The UK labour market is holding up remarkably well. Unemployment is low at 3.8% on a claimant count basis, and there are record vacancies – 1.294m from April to June this year, spread across various sectors. The employment rate is also very high at over 75.9 though below pre-pandemic levels. And whilst retail sales may be down in volume terms, it is up in value terms; see chart 1. The latter helps to protect firms’ nominal earnings and ability to pay their staff. Moreover, retail sales may not fall as much as implied by the confidence figures or the volume data as wealthier households accumulated surplus savings during the lockdown when they could not spend.

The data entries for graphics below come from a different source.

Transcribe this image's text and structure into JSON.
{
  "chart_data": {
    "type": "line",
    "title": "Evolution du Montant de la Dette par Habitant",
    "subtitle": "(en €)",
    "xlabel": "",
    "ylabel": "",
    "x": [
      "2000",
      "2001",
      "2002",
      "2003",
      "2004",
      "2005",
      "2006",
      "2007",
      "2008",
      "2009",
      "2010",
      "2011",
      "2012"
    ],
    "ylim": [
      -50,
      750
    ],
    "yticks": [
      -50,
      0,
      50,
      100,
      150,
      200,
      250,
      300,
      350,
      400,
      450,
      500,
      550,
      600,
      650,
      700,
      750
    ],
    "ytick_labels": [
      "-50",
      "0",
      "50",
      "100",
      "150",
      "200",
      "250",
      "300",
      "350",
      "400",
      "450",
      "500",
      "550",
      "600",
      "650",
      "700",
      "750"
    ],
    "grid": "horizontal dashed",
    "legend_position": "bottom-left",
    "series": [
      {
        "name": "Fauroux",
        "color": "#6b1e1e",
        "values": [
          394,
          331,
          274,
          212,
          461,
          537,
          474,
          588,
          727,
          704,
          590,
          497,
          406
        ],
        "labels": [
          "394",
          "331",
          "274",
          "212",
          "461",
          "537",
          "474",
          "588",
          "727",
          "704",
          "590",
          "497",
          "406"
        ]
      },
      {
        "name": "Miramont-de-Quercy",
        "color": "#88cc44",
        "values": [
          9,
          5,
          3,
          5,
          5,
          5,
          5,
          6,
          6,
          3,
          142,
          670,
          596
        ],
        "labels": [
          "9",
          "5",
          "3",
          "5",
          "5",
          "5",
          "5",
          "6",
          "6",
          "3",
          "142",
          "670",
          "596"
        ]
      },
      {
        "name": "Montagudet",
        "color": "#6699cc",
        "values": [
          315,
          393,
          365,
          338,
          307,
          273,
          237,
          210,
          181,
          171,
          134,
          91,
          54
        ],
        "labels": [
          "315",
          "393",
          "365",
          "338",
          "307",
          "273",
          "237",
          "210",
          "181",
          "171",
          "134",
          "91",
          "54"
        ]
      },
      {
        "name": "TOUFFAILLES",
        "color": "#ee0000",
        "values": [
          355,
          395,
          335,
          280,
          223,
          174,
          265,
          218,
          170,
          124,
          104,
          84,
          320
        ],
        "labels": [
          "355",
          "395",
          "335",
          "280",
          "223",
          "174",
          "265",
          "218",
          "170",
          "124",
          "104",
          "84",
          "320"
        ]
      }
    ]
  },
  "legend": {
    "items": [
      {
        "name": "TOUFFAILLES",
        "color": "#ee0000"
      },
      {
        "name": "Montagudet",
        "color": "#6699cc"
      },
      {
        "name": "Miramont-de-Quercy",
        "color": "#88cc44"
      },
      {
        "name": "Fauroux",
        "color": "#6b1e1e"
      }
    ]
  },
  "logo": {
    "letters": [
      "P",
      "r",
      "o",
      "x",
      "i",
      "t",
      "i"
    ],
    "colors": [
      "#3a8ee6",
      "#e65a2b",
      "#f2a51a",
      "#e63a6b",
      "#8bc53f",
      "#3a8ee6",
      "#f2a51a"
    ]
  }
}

Additionally, with house prices holding up, those with access to equity and capital may not be in a financially weaker position, as is implied by the fall in ‘real’ pay for those dependent on income.
A nuanced picture and a policy dilemma
But this does not mean that all is well with the economy, as some figures noted here demonstrate. The coming 12 months are going to be full of challenges. But it is a nuanced picture, and there are some positives to take away from the current position in which the UK economy finds itself. Even if the Bank of England raises interest rates further in nominal terms as is expected, adjusted for price inflation, real interest rates are deeper in negative territory. This reduces debt’s ‘real’ interest cost and softens the impact on borrowers. Moreover, commodity prices have shown some modest decline recently, with energy prices falling back from recent highs and implying subsiding price inflation in 2023.
Such a challenging economic outlook will require deft management by the monetary and fiscal authorities in the months ahead. Balancing the need to support those hit by the slowdown, yet bearing down on inflation will be a delicate task as economic growth slows sharply or stalls. In addition, addressing the costs of climate change and the need to reduce carbon emissions by pivoting the economy away from reliance on fossil fuels makes the task even harder. These are the key challenges the next Prime Minister will face.